Monday, June 02, 2008

Never-Changing Times

This post was submitted by soon-to-be-frequent contributor Philip Clark.

Two events occur simultaneously: I read Randy Shilts’s biography The Mayor of Castro Street: The Life and Times of Harvey Milk and I read blog postings on The New Gay bashing the Human Rights Campaign. I needn’t summarize the arguments against HRC posted on this site: you can easily enough reference the posts yourself. But having finished Shilts’s astute biography of Milk, a tricky and controversial politician turned martyr, my reaction to the arguments was: Yawn. Same shit, different year.

That’s not to say the shit isn’t still sticky when you step in it. Let’s take a look...

In 1977, Milk was elected to the Board of Supervisors in San Francisco, the first openly gay politician to be elected in the United States. A year later, both he and San Francisco’s mayor, George Moscone, were assassinated by Milk’s fellow supervisor, Dan White, who was given the lightest possible sentence for the crime. All this is rather well-known history; it is chronicled very effectively in the Oscar-winning documentary film The Times of Harvey Milk (1984). It should achieve renewed and even wider renown when Sean Penn’s Hollywoodization of the story hits the screens this December.

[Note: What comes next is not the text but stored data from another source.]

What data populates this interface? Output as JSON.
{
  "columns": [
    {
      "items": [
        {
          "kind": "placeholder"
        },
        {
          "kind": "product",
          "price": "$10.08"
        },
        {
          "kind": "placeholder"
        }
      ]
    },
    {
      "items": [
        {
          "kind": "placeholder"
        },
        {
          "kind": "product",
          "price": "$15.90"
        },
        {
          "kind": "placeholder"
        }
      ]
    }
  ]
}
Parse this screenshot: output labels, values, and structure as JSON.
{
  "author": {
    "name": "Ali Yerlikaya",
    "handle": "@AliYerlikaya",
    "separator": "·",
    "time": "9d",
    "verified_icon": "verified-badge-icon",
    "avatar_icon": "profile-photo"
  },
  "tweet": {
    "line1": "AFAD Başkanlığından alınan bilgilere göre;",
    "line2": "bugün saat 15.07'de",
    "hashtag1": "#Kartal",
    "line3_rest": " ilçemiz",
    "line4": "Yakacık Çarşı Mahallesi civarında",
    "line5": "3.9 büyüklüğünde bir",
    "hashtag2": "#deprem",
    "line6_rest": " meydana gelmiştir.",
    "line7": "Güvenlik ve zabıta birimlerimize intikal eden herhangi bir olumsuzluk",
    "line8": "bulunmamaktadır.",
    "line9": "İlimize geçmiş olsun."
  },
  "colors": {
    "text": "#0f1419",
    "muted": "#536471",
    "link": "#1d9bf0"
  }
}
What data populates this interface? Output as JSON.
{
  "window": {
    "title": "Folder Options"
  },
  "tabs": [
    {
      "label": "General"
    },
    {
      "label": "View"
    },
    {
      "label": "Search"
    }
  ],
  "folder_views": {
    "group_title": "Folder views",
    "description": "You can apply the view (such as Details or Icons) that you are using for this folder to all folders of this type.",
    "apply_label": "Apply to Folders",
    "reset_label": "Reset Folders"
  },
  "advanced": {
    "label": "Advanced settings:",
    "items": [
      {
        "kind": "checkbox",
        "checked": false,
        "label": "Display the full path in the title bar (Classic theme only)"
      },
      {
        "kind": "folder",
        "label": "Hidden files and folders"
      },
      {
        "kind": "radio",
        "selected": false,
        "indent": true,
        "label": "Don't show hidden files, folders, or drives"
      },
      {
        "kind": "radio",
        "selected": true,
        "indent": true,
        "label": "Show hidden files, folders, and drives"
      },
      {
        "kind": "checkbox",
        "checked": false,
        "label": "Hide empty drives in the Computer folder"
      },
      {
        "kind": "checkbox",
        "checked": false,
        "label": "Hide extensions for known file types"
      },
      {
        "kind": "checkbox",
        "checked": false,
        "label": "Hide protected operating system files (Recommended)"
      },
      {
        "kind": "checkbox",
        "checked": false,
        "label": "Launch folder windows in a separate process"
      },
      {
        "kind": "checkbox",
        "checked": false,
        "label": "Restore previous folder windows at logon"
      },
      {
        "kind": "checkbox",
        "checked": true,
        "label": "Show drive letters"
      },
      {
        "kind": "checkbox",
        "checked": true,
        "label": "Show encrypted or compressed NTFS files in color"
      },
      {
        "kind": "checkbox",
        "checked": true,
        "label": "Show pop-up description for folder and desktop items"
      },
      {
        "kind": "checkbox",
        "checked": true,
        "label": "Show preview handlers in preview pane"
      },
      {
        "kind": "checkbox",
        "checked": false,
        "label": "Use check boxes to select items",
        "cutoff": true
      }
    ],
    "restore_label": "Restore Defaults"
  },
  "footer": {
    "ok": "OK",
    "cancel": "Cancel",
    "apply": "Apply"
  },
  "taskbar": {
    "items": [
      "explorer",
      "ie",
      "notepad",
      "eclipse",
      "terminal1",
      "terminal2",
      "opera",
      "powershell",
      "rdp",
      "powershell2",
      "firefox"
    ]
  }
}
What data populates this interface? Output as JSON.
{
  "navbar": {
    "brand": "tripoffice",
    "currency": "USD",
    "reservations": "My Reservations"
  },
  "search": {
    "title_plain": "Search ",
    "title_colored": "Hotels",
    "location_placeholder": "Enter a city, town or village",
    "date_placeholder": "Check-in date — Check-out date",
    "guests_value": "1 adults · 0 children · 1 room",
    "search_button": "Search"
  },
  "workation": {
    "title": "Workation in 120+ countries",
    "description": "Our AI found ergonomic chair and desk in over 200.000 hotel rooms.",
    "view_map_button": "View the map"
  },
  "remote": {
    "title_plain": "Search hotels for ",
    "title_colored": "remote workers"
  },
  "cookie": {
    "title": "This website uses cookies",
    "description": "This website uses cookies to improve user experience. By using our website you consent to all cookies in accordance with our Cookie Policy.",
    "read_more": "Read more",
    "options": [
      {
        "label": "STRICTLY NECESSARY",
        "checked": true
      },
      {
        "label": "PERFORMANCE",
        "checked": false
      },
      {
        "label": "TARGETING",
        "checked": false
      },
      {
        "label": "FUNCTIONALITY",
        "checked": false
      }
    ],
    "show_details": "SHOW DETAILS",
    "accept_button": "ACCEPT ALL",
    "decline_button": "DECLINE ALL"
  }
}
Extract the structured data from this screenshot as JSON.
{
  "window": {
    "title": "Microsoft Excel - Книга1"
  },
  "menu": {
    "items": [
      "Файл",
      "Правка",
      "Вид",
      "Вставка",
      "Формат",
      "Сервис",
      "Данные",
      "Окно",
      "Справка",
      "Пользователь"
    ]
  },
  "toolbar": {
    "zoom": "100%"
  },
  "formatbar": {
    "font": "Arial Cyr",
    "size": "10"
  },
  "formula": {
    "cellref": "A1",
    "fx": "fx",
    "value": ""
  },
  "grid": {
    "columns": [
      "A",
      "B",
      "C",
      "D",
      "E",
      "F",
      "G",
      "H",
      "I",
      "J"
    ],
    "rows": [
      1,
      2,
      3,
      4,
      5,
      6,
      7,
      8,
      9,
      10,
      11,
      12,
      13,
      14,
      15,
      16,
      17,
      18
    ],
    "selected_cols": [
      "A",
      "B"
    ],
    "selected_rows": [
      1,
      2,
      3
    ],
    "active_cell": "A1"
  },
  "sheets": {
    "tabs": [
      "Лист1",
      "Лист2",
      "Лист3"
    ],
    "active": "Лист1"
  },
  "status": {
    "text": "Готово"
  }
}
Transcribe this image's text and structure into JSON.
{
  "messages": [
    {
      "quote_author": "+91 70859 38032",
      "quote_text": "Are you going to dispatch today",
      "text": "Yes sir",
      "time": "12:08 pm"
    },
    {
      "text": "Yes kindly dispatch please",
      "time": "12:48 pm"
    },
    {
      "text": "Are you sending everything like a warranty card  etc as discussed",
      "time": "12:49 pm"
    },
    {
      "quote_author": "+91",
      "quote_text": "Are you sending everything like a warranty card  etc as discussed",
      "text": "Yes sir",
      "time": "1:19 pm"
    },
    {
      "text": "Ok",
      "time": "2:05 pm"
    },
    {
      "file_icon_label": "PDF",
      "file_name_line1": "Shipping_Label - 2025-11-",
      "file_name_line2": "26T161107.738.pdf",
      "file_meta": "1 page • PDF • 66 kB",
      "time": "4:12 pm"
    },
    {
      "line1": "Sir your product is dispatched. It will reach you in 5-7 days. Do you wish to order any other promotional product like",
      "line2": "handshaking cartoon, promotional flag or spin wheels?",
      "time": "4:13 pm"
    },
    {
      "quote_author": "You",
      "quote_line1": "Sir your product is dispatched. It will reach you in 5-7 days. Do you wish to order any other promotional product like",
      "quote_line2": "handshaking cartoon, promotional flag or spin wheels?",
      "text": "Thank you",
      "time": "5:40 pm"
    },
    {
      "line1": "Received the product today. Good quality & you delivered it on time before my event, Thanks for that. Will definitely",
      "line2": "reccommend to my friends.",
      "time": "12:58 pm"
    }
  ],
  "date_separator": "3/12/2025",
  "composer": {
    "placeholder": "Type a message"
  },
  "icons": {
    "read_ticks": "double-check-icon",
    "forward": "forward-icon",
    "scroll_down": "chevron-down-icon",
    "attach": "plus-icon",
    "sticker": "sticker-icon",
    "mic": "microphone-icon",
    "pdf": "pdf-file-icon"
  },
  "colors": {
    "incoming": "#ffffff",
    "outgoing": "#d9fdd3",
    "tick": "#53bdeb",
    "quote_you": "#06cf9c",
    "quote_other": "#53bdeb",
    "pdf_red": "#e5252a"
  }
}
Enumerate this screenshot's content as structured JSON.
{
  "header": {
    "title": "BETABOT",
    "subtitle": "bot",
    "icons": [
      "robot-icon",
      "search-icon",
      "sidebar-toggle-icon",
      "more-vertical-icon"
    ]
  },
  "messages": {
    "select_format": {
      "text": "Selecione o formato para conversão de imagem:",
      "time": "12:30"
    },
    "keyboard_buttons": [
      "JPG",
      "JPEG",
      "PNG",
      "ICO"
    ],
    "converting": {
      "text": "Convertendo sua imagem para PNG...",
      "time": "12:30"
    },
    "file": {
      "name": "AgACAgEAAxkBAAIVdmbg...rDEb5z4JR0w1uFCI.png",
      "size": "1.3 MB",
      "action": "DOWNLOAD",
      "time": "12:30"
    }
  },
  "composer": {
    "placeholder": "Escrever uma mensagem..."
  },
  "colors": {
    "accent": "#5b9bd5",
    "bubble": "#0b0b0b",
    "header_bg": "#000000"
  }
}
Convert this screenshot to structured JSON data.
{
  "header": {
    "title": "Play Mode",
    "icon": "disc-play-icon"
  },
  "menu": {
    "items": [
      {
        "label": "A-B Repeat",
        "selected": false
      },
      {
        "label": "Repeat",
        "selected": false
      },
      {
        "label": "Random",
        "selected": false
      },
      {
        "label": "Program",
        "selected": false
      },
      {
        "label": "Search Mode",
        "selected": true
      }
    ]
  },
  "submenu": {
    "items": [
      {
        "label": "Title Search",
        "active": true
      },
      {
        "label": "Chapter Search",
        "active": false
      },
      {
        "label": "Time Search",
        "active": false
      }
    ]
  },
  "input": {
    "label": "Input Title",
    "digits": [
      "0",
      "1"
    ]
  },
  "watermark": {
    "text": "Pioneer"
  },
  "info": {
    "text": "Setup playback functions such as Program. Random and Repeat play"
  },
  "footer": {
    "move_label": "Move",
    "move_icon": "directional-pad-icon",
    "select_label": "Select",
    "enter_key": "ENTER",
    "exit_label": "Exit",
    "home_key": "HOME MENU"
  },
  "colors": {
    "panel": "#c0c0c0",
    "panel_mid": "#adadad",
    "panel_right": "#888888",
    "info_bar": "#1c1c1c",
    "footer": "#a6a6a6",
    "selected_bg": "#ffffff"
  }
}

Where Shilts’ biography of Milk transcends the movies, though, is that it vividly illustrates why gay politics haven’t changed much in the past 30 years and probably never will. Whether or not you would go so far as to say that HRC is an organization of pandering mainstreamers that wastes contributions on high salaries and lavish parties, it is undeniable that they are eager to achieve acceptance for gays – at least gays who fit one particular image – from the hetero-dominated national political structure. Harvey Milk was also looking to take gay rights to the national stage, as he spent time during his year in office making plans for a gay rights march in Washington similar to the African American civil rights march of 1963. But as Shilts shows, Milk was most interested in ensuring that gays in San Francisco were free from beatings by both gay-bashers and the police, couldn’t be fired for their sexual orientation, and would achieve enough visibility to serve as inspiration and hope for “those young people out there in the Altoona, Pennsylvania’s.”

Milk agitated – loudly and frequently – for more openly gay politicians, for acceptance of all types of gays and lesbians, for local, neighborhood organizing that could change individual lives quickly, rather than waiting years for the national political scene to make concessions to sexual minorities. He spent much of his time in San Francisco politics fighting against timid, upper-middle-class gays who begged handouts from the power structure; who continued to support supposedly-liberal politicians who demanded gay votes while allowing anti-gay initiatives to pass; who told Milk that his brashness in dealing with the political elite would only push further back the efforts on behalf of middle-class gay rights. In looking at the Human Rights Campaign thirty years after Milk’s death, does any of this sound familiar? It’s hard not to think that Harvey Milk would have hated HRC. If the purpose of the gay liberation movement of the 1970s was to ensure the safety of drag queens and gay youth rather than, say, to provide opportunities for middle-class gays to be able to dress in suits and be smiled at by politicians, and if HRC is now the main gay political group in the country, then the gay liberation movement has lost its purpose and its soul.

Milk and his policies were denounced and despised by many mainstream gays, a fact largely forgotten by the martyr status he gained upon his murder. The tension between groups like HRC and more radical gay activists mirrors the same arguments that Harvey Milk had with his detractors. If thirty years of history is any indication, there is no way to bridge that gap and ever achieve a coherent gay rights movement.

1 comment:

Anonymous said...

i think that the rationale behind this article is flawed. Look at the african american civil rights movement of the 1960s and 70s. there were groups who worked within established lines of contact in washington, and there were militant grassroots organizations working on a street-by-street level. both were necessary to accomplish the goal, because you have to change both minds and laws to achieve success. so, while the hrc isnt perfect, few organizations are, and they certainly are the glbt community's loudest voice in congress. but just as necessary, and, i think, necessarily seperate from the national groups, are the grassroots, small, local organizations acting much as harvey milk did, in individual communities to change people's minds face to face.